The story included results from all 10 patients, including three failures, a death that was apparently unrelated to the study, and the withdrawal of one participant.
However, the lead sentence of the story seems to overstate the results by reporting that the tissue-engineered blood vessels made it "easier and safer for them to use dialysis machines." The study did not compare the lab-grown blood vessels to standard artificial grafts, so it is too early to make direct comparisons. The story reported that the five patients whose expermental grafts survived through the study period "needed fewer interventions, including surgeries, to maintain the vessels than regular dialysis patients." However, the study did actually make any directo comparison of the study participants to patients receiving standard therapies.

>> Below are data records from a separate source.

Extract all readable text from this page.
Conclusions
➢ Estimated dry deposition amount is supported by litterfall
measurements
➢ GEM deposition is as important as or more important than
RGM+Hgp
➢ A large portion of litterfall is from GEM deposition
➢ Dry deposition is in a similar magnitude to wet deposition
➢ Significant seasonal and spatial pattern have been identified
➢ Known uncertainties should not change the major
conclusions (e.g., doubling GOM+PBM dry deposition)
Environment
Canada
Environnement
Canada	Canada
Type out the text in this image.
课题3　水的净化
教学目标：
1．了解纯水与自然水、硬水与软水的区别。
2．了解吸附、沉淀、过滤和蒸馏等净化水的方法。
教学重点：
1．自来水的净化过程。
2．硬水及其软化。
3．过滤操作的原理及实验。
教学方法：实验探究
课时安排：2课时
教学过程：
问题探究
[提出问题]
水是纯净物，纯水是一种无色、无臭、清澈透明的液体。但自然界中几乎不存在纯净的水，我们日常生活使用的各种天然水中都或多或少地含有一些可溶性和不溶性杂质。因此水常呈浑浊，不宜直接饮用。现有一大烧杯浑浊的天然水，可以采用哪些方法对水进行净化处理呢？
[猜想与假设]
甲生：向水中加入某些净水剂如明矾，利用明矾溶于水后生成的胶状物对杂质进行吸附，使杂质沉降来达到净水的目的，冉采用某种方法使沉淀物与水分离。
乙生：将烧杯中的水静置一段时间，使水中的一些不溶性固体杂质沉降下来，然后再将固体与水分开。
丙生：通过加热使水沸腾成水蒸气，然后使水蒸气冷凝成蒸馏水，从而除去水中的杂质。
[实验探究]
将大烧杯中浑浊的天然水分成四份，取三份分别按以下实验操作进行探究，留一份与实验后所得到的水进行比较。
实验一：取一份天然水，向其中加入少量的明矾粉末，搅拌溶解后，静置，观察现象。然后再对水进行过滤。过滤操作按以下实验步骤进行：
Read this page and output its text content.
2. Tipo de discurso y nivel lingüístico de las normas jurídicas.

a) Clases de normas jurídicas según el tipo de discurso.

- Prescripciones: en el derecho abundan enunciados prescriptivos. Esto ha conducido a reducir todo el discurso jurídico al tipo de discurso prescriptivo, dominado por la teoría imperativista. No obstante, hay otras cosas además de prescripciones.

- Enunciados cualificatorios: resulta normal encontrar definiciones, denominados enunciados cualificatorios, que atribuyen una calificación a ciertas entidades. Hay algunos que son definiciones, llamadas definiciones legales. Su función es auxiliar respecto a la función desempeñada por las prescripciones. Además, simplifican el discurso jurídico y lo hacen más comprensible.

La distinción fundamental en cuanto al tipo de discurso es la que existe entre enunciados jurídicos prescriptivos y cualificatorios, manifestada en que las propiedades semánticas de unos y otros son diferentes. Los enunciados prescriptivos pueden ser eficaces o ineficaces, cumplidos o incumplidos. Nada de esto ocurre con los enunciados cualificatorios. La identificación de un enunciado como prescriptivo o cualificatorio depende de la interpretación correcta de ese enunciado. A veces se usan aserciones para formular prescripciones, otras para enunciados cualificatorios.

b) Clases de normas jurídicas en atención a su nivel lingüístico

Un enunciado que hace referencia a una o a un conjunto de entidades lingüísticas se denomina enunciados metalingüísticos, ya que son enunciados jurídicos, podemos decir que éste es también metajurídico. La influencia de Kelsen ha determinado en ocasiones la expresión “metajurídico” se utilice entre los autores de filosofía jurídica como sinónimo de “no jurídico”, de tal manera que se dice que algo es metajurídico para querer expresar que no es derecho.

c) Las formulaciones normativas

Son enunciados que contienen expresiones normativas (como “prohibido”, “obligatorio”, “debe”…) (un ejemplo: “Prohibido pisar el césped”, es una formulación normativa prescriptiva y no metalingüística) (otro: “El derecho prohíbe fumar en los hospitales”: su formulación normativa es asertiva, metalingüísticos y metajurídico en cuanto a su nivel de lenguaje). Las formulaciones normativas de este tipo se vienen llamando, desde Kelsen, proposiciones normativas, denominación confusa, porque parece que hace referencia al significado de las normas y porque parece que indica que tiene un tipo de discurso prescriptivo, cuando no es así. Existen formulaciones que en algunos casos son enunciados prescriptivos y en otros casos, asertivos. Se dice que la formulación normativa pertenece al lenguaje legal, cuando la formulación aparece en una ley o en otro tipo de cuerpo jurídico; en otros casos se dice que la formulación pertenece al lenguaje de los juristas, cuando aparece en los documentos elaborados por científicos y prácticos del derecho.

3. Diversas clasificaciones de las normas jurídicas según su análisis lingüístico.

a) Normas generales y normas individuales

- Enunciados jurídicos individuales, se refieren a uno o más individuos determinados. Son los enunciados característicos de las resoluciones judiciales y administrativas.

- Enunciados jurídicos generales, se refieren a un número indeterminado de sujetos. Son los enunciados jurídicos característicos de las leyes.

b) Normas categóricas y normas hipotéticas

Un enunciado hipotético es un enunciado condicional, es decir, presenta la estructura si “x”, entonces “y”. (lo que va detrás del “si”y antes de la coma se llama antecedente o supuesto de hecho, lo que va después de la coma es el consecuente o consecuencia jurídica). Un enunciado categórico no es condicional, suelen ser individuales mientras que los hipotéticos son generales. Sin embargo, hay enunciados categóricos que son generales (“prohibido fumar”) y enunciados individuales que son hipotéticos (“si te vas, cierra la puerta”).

The story did not include the caveat in the journal that "it is too early to conclude that the excellent results seen in the patients who advanced to haemodialysis access will be replicated across a broader range of patients." The authors went on to write that "Clearly with only 68 patient-months of graft patency, statistically meaningful comparisons with the standard of care would be premature."
This story does not address the extent of the diseases which might be treated if this type of tissue-engineered graft is eventually approved for clinical use.
The story explains that if the experimental grafts are shown to work, they would be used as an alternative to existing therapy. However, the story does broaden the potential applications to patient with "circulatory problems." As the story pointed out, the study included only patients with advanced kidney disease whose natural blood vessels had been damaged by repeated access for dialysis therapy.
The story included quotes from a journal commentator and a comment from the president of the National Kidney Foundation, who was not connected with the study. The story noted that the lead researcher is an employee of the company developing the tissue-engineered blood vessel grafts and that the company funded the study.
Although the story makes clear that tissue-engineered blood vessel grafts are still far from clinical use, it says that at least for some patients in this study, the experimental grafts performed better than standard approaches. However, the study did not make any direct comparisons to standard approaches, so there is no evidence to support claims of superiority.
The story makes clear that the tissue-engineered blood vessel grafts are still experimental. It says only that this sort of lab-grown blood might help patients "one day," without predicting success within a specific time period.
The story makes clear that this technology is in the earliest stages of human experimentation and that the purpose of the trials is to eventually develop tissue-engineered grafts to replace the standard artificial grafts used when native grafts are not available.
The story included original quotes from a researcher and journal commentator, as well an independent source.